Pemilihan taman pustaka menjadi satu dari tiga saka guru utama bangunan Muhammadiyah dapat dikatakan pilihan startegi yang melewati zaman. Bagaimana tidak, saat kondisi umum masyarakat saat itu masih banyak yang buta huruf, Muhammadiyah sudah merintis jalan mengakrabi dunia literasi.

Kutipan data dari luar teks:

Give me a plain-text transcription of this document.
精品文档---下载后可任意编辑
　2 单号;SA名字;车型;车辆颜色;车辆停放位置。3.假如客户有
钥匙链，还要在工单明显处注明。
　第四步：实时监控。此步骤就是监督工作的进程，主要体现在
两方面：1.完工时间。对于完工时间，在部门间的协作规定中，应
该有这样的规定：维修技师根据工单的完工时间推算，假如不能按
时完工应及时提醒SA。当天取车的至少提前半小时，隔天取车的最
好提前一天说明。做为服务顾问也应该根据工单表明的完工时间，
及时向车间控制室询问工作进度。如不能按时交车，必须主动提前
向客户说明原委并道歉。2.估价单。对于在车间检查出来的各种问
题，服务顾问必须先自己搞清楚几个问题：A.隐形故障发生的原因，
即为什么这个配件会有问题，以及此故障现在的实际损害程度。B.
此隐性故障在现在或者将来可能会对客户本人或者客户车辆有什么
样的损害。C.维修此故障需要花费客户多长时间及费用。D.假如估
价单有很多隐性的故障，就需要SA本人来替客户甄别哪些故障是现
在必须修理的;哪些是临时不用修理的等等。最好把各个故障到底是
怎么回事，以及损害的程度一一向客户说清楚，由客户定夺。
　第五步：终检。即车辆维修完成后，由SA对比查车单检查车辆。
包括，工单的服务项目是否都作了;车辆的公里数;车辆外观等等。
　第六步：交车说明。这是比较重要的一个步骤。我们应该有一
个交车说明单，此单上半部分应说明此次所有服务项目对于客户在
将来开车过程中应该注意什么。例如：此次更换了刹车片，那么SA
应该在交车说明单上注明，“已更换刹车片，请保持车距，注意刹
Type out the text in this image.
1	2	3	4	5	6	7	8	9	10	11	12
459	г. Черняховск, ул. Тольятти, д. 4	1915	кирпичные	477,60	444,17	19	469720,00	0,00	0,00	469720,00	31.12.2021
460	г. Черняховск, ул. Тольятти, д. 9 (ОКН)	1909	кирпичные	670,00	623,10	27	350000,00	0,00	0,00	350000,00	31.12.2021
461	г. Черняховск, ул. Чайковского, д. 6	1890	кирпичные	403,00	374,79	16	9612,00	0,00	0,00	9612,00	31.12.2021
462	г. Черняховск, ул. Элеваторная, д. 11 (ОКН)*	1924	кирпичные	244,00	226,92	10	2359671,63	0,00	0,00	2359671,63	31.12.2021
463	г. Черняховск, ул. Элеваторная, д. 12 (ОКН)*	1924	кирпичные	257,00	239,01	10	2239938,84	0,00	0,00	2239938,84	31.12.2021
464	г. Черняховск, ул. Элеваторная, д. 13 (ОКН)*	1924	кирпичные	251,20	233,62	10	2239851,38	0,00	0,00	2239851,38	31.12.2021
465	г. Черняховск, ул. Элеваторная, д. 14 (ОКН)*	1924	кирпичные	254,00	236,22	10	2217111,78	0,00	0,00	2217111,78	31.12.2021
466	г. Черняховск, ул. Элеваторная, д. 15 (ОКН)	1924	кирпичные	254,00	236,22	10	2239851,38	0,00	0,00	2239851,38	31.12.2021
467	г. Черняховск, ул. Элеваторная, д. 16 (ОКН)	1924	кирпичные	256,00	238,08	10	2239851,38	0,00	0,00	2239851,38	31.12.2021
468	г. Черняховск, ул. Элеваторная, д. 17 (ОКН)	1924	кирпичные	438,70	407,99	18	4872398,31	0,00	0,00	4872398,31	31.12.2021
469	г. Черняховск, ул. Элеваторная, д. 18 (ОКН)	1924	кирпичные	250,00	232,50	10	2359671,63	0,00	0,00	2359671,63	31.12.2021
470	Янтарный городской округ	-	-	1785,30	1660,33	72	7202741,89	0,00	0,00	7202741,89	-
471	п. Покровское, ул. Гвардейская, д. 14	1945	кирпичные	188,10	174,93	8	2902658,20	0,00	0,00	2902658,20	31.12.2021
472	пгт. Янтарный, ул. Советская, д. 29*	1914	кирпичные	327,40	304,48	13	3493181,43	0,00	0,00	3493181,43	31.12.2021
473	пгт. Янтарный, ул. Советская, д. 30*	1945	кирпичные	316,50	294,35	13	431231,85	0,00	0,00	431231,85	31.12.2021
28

Keseriusan Muhammadiyah untuk menekuni dunia pustaka ini juga tercermin dalam statuten (anggaran dasar) pertama Muhammadiyah tahun 1912. Kususnya dalam artikel 3 huruf (d). Di situ tertulis rumusan misi (usaha) Muhammadiyah adalah menerbitkan serta membantu terbitnya kitab-kitab, kitab sebaran, kitab khutbah, surat kabar, semuanya yang muat perkara ilmu agama Islam, ilmu ketertiban cara Islam.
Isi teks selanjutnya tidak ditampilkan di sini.